Hiyerarşi ve Fonksiyonel Bölünme: Hiyerarşi ve fonksiyonel bölünme ile gruplaşma sonucunda oluşan organizasyon yapısının, başarısı ve kusursuzluğu, yine bölümleri temsil eden beşeri unsurun yetenek ve davranışlarıyla çok yakından ilgilenmiştir.
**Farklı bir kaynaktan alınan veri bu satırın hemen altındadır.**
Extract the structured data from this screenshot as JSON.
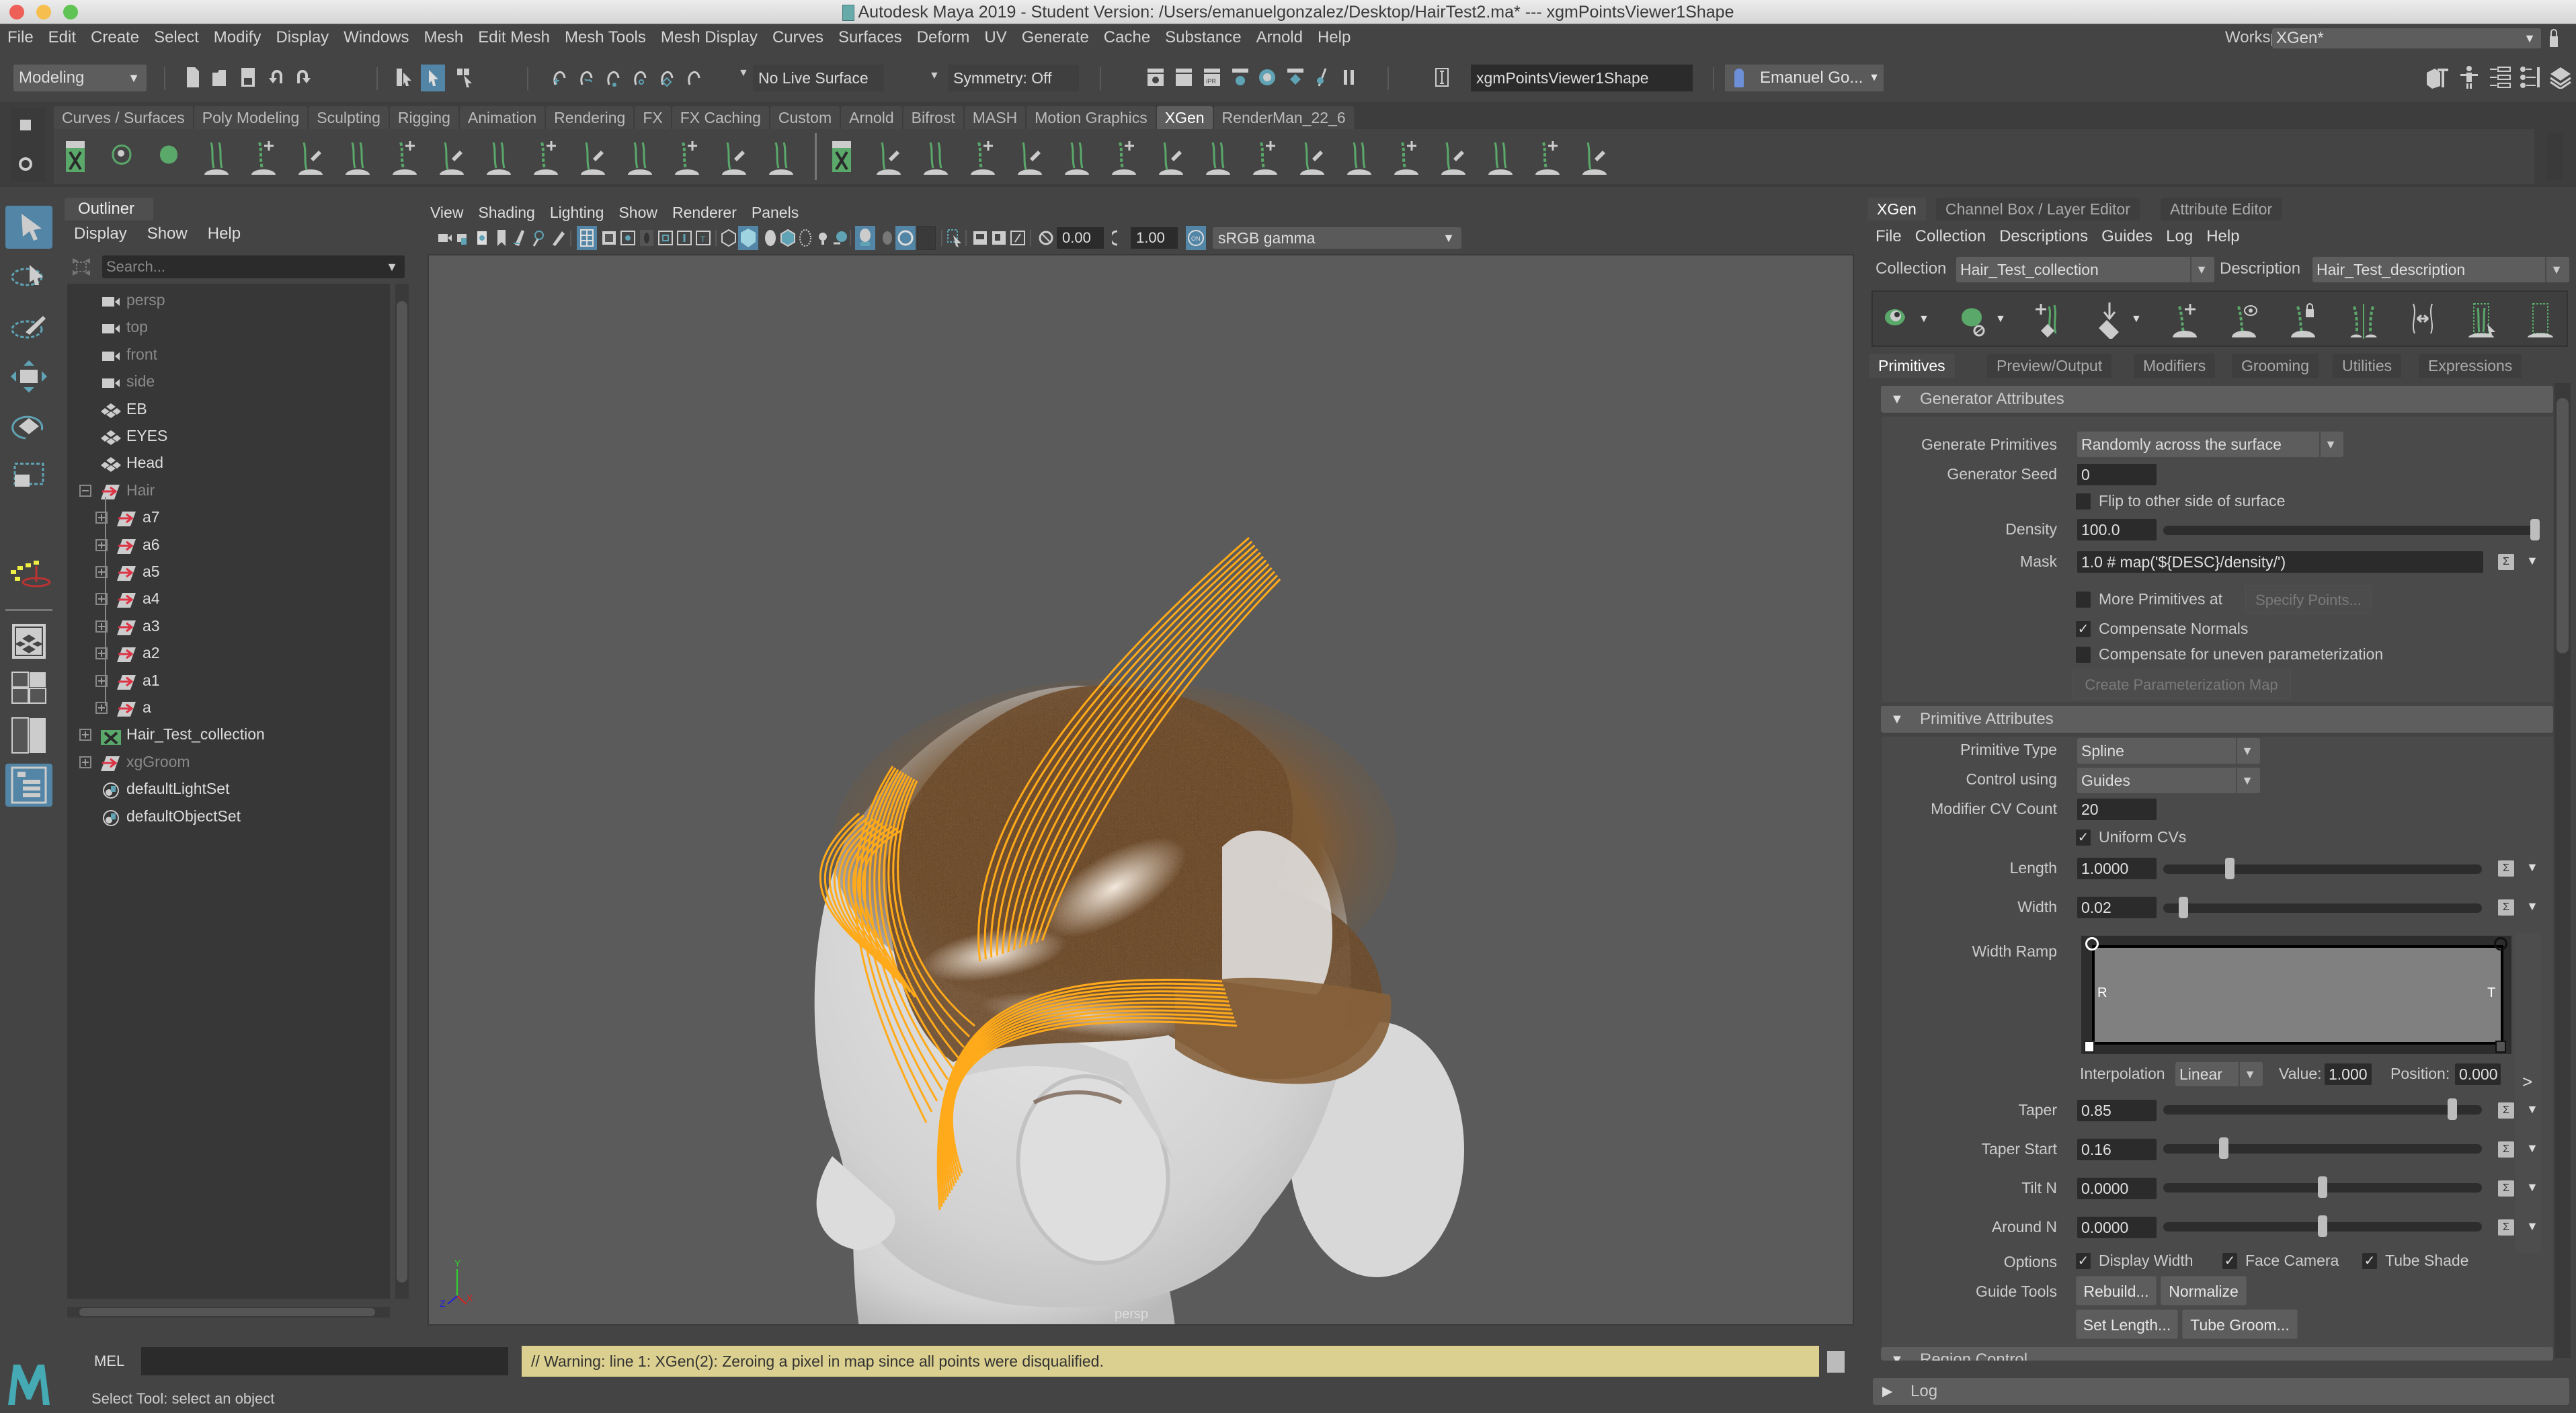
{
  "window": {
    "title": "Autodesk Maya 2019 - Student Version: /Users/emanuelgonzalez/Desktop/HairTest2.ma*  ---  xgmPointsViewer1Shape"
  },
  "main_menu": [
    "File",
    "Edit",
    "Create",
    "Select",
    "Modify",
    "Display",
    "Windows",
    "Mesh",
    "Edit Mesh",
    "Mesh Tools",
    "Mesh Display",
    "Curves",
    "Surfaces",
    "Deform",
    "UV",
    "Generate",
    "Cache",
    "Substance",
    "Arnold",
    "Help"
  ],
  "workspace": {
    "label": "Workspace :",
    "value": "XGen*"
  },
  "status_line": {
    "mode": "Modeling",
    "live_surface": "No Live Surface",
    "symmetry": "Symmetry: Off",
    "camera_field": "xgmPointsViewer1Shape",
    "user": "Emanuel Go..."
  },
  "shelf": {
    "tabs": [
      "Curves / Surfaces",
      "Poly Modeling",
      "Sculpting",
      "Rigging",
      "Animation",
      "Rendering",
      "FX",
      "FX Caching",
      "Custom",
      "Arnold",
      "Bifrost",
      "MASH",
      "Motion Graphics",
      "XGen",
      "RenderMan_22_6"
    ],
    "active_tab": "XGen",
    "icons": [
      "xgen-editor-icon",
      "guide-visibility-icon",
      "primitive-visibility-icon",
      "add-guides-icon",
      "place-guides-icon",
      "add-guide-icon",
      "show-guide-icon",
      "lock-guide-icon",
      "sculpt-guides-icon",
      "symmetry-icon",
      "guide-length-icon",
      "select-guide-icon",
      "rebuild-icon",
      "curves-to-guides-icon",
      "edit-guide-icon",
      "interactive-groom-editor-icon",
      "add-descriptions-icon",
      "grow-icon",
      "place-icon",
      "sculpt-brush-icon",
      "cut-icon",
      "smooth-icon",
      "comb-icon",
      "freeze-icon",
      "noise-icon",
      "clump-icon",
      "part-icon",
      "length-icon",
      "width-icon",
      "tube-icon",
      "grab-icon",
      "sync-icon",
      "convert-icon"
    ]
  },
  "toolbox": [
    "select-tool-icon",
    "lasso-tool-icon",
    "paint-select-tool-icon",
    "move-tool-icon",
    "rotate-tool-icon",
    "scale-tool-icon",
    "soft-mod-icon",
    "single-perspective-icon",
    "four-view-icon",
    "two-view-icon",
    "outliner-layout-icon"
  ],
  "outliner": {
    "tab": "Outliner",
    "menu": [
      "Display",
      "Show",
      "Help"
    ],
    "search_placeholder": "Search...",
    "items": [
      {
        "label": "persp",
        "type": "camera",
        "dim": true,
        "indent": 0
      },
      {
        "label": "top",
        "type": "camera",
        "dim": true,
        "indent": 0
      },
      {
        "label": "front",
        "type": "camera",
        "dim": true,
        "indent": 0
      },
      {
        "label": "side",
        "type": "camera",
        "dim": true,
        "indent": 0
      },
      {
        "label": "EB",
        "type": "mesh",
        "dim": false,
        "indent": 0
      },
      {
        "label": "EYES",
        "type": "mesh",
        "dim": false,
        "indent": 0
      },
      {
        "label": "Head",
        "type": "mesh",
        "dim": false,
        "indent": 0
      },
      {
        "label": "Hair",
        "type": "group",
        "dim": true,
        "indent": 0,
        "expander": "minus"
      },
      {
        "label": "a7",
        "type": "group",
        "dim": false,
        "indent": 1,
        "expander": "plus"
      },
      {
        "label": "a6",
        "type": "group",
        "dim": false,
        "indent": 1,
        "expander": "plus"
      },
      {
        "label": "a5",
        "type": "group",
        "dim": false,
        "indent": 1,
        "expander": "plus"
      },
      {
        "label": "a4",
        "type": "group",
        "dim": false,
        "indent": 1,
        "expander": "plus"
      },
      {
        "label": "a3",
        "type": "group",
        "dim": false,
        "indent": 1,
        "expander": "plus"
      },
      {
        "label": "a2",
        "type": "group",
        "dim": false,
        "indent": 1,
        "expander": "plus"
      },
      {
        "label": "a1",
        "type": "group",
        "dim": false,
        "indent": 1,
        "expander": "plus"
      },
      {
        "label": "a",
        "type": "group",
        "dim": false,
        "indent": 1,
        "expander": "plus"
      },
      {
        "label": "Hair_Test_collection",
        "type": "xgen",
        "dim": false,
        "indent": 0,
        "expander": "plus"
      },
      {
        "label": "xgGroom",
        "type": "group",
        "dim": true,
        "indent": 0,
        "expander": "plus"
      },
      {
        "label": "defaultLightSet",
        "type": "set",
        "dim": false,
        "indent": 0
      },
      {
        "label": "defaultObjectSet",
        "type": "set",
        "dim": false,
        "indent": 0
      }
    ]
  },
  "viewport": {
    "menu": [
      "View",
      "Shading",
      "Lighting",
      "Show",
      "Renderer",
      "Panels"
    ],
    "exposure": "0.00",
    "gamma": "1.00",
    "color_space": "sRGB gamma",
    "camera_label": "persp",
    "axis": {
      "x": "X",
      "y": "Y",
      "z": "Z"
    },
    "colors": {
      "guides": "#ffaa1a",
      "hair": "#7a5634",
      "head": "#d9d9d9",
      "background": "#5b5b5b"
    }
  },
  "right_panel": {
    "tabs": [
      "XGen",
      "Channel Box / Layer Editor",
      "Attribute Editor"
    ],
    "active_tab": "XGen",
    "menu": [
      "File",
      "Collection",
      "Descriptions",
      "Guides",
      "Log",
      "Help"
    ],
    "collection_label": "Collection",
    "collection_value": "Hair_Test_collection",
    "description_label": "Description",
    "description_value": "Hair_Test_description",
    "sub_tabs": [
      "Primitives",
      "Preview/Output",
      "Modifiers",
      "Grooming",
      "Utilities",
      "Expressions"
    ],
    "active_sub_tab": "Primitives",
    "generator": {
      "title": "Generator Attributes",
      "generate_primitives_label": "Generate Primitives",
      "generate_primitives": "Randomly across the surface",
      "seed_label": "Generator Seed",
      "seed": "0",
      "flip_label": "Flip to other side of surface",
      "flip": false,
      "density_label": "Density",
      "density": "100.0",
      "density_slider": 1.0,
      "mask_label": "Mask",
      "mask": "1.0 # map('${DESC}/density/')",
      "more_prims_label": "More Primitives at",
      "more_prims": false,
      "specify_points": "Specify Points...",
      "comp_normals_label": "Compensate Normals",
      "comp_normals": true,
      "comp_uneven_label": "Compensate for uneven parameterization",
      "comp_uneven": false,
      "create_param_map": "Create Parameterization Map"
    },
    "primitive": {
      "title": "Primitive Attributes",
      "type_label": "Primitive Type",
      "type": "Spline",
      "control_label": "Control using",
      "control": "Guides",
      "cv_count_label": "Modifier CV Count",
      "cv_count": "20",
      "uniform_cvs_label": "Uniform CVs",
      "uniform_cvs": true,
      "length_label": "Length",
      "length": "1.0000",
      "length_slider": 0.2,
      "width_label": "Width",
      "width": "0.02",
      "width_slider": 0.05,
      "width_ramp_label": "Width Ramp",
      "ramp_root": "R",
      "ramp_tip": "T",
      "interp_label": "Interpolation",
      "interp": "Linear",
      "value_label": "Value:",
      "value": "1.000",
      "position_label": "Position:",
      "position": "0.000",
      "taper_label": "Taper",
      "taper": "0.85",
      "taper_slider": 0.92,
      "taper_start_label": "Taper Start",
      "taper_start": "0.16",
      "taper_start_slider": 0.18,
      "tilt_label": "Tilt N",
      "tilt": "0.0000",
      "tilt_slider": 0.5,
      "around_label": "Around N",
      "around": "0.0000",
      "around_slider": 0.5,
      "options_label": "Options",
      "display_width_label": "Display Width",
      "display_width": true,
      "face_camera_label": "Face Camera",
      "face_camera": true,
      "tube_shade_label": "Tube Shade",
      "tube_shade": true,
      "guide_tools_label": "Guide Tools",
      "rebuild": "Rebuild...",
      "normalize": "Normalize",
      "set_length": "Set Length...",
      "tube_groom": "Tube Groom..."
    },
    "next_section": "Region Control",
    "log": "Log"
  },
  "command_line": {
    "language": "MEL",
    "warning": "// Warning: line 1: XGen(2):  Zeroing a pixel in map since all points were disqualified.",
    "help_line": "Select Tool: select an object"
  }
}
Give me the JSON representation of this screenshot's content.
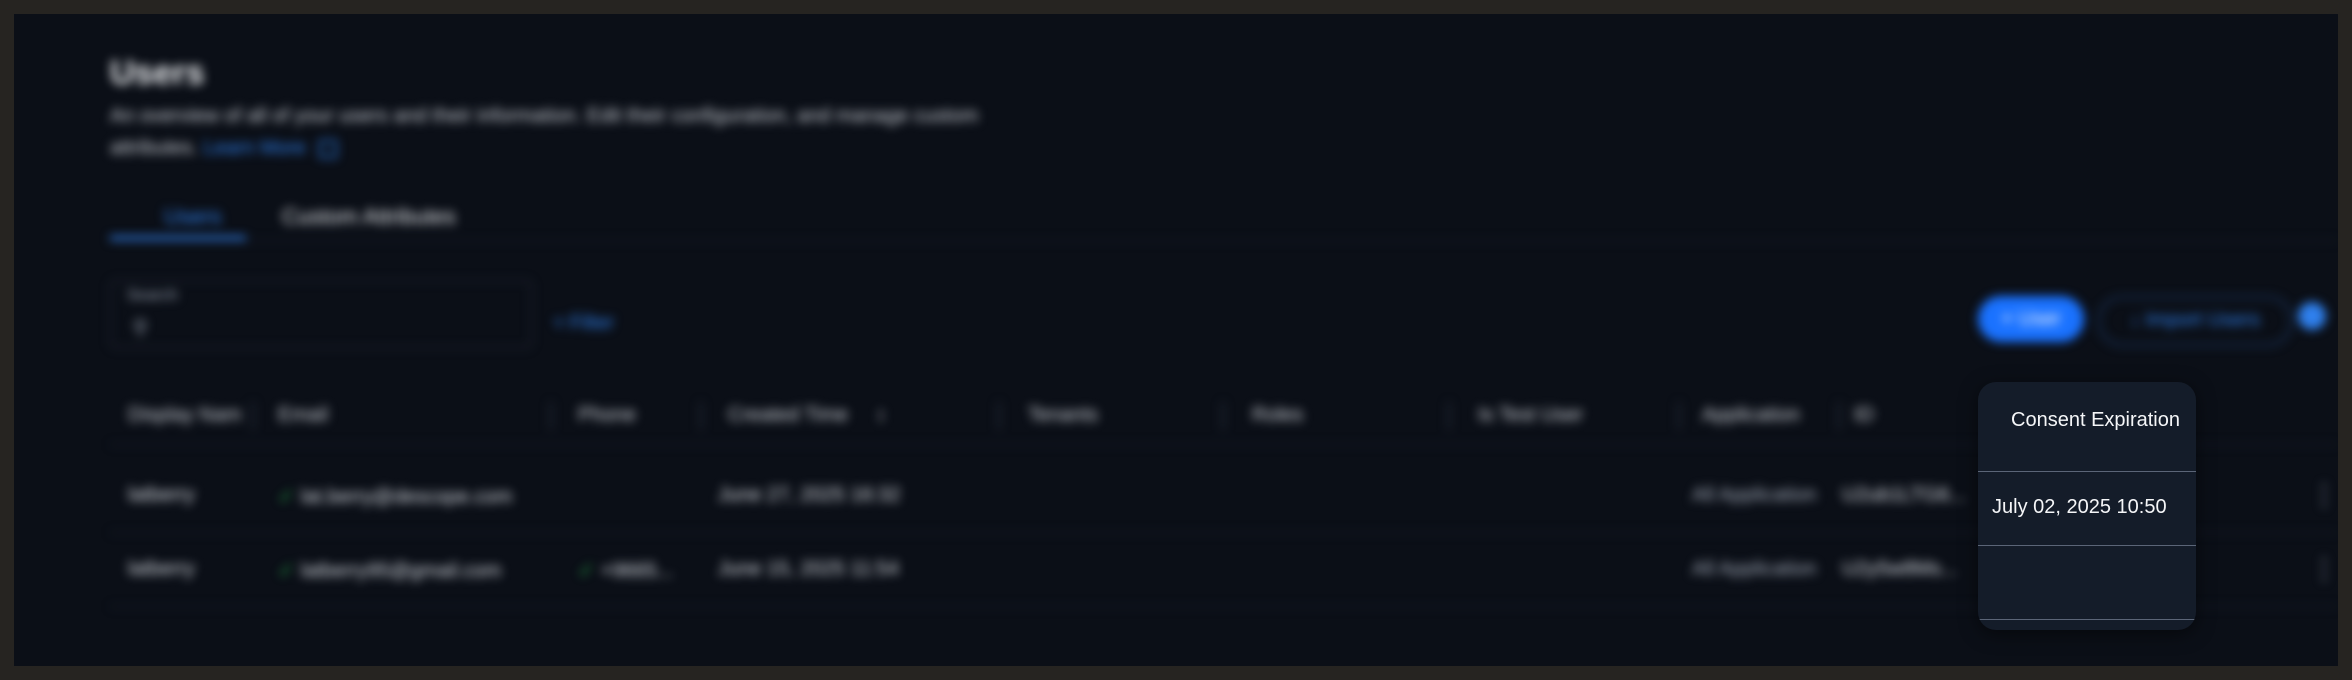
{
  "page": {
    "title": "Users",
    "subtitle": "An overview of all of your users and their information. Edit their configuration, and manage custom attributes.",
    "learn_more": "Learn More"
  },
  "tabs": [
    {
      "label": "Users",
      "active": true
    },
    {
      "label": "Custom Attributes",
      "active": false
    }
  ],
  "toolbar": {
    "search_label": "Search",
    "filter_label": "Filter",
    "add_user_label": "User",
    "import_label": "Import Users"
  },
  "table": {
    "columns": [
      "Display Nam",
      "Email",
      "Phone",
      "Created Time",
      "Tenants",
      "Roles",
      "Is Test User",
      "Application",
      "ID",
      "Consent Expiration"
    ],
    "rows": [
      {
        "display_name": "latberry",
        "email": "lat.berry@descope.com",
        "phone": "",
        "created": "June 27, 2025 16:32",
        "application": "All Application",
        "id": "U2ub1LTG6...",
        "consent_expiration": "July 02, 2025 10:50"
      },
      {
        "display_name": "latberry",
        "email": "latberry95@gmail.com",
        "phone": "+9665...",
        "created": "June 15, 2025 11:54",
        "application": "All Application",
        "id": "U2y5w8Ms...",
        "consent_expiration": ""
      }
    ]
  },
  "colors": {
    "accent": "#1a72ff",
    "background": "#0b0f17",
    "popover_bg": "#141c29",
    "success": "#28b34b"
  }
}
Yapı: Yapı ne kadar ince hesaplar ile düzenlenmiş olursa olsun, kumanda ve kurmay ilişkilerinde sürtüşme ve anlaşmazlıklar kaçınılmaz olmuştur. Çünkü uygulamada birçok işletme kumanda ve kurmay organları arasındaki ahengi saptamada güçlüklerle karşılaşmıştır buda verimi düşürmüştür. Davranışçı teoriyi benimsemiş düşünürler, alt kademenin yönetime ve kararlara katılmasını, daha iyi bir haberleşme ağının kurulmasını, insana değer verilmesini, morali arttırıcı ve organizasyon yapısına dinamizm getirici birer etken olarak değerlendirmektedirler.

Denetim alanı: Bir yöneticinin denetim alanı insan determinantının bir fonksiyonudur ve davranışçılara göre bu alanın tam ve uygulanılabilecek bir alana indirgenmesi saçmadır. Bununla birlikte, uzun yapılar düşük morale sebep olduğu söylenen otokratik önderliği doğurduğu için daha gevşek örgüt biçimi yanlısı bir eğilim görülmektedir.

(24)

1.2.2.2. Davranışçı teori ve çatışma

Klasik yönetim düşüncesi, bilimsel inceleme ve araştırılmalardan çok bireysel tecrübelere dayanmaktadır oysa davranışçı yönetim düşüncesi bu eleştiriyi büyük ölçüde ortadan kaldırmıştır. Davranışçı yönetim düşüncesinde insan faktörünün örgüt işleyişindeki etkisi inceleme ve araştırmalarla belirlenmiş ve örgütsel tahlillerde bir değişken olarak göz önüne alınmıştır.

Davranışçılar beşeri ilişkileri dikkate alarak örgütün biçimsel yapısının yanında bir de sosyal yapısının bulunduğunu ortaya koymuşlardır. Ancak, örgütü oluşturan varlıkları kendi başına birer varlık olduğu düşüncesinden kurtulamadıkları için güdüleme konusuna gereğinden fazla ağırlık vermeleri eleştirilmiştir (Kılınç, 2001 : 90).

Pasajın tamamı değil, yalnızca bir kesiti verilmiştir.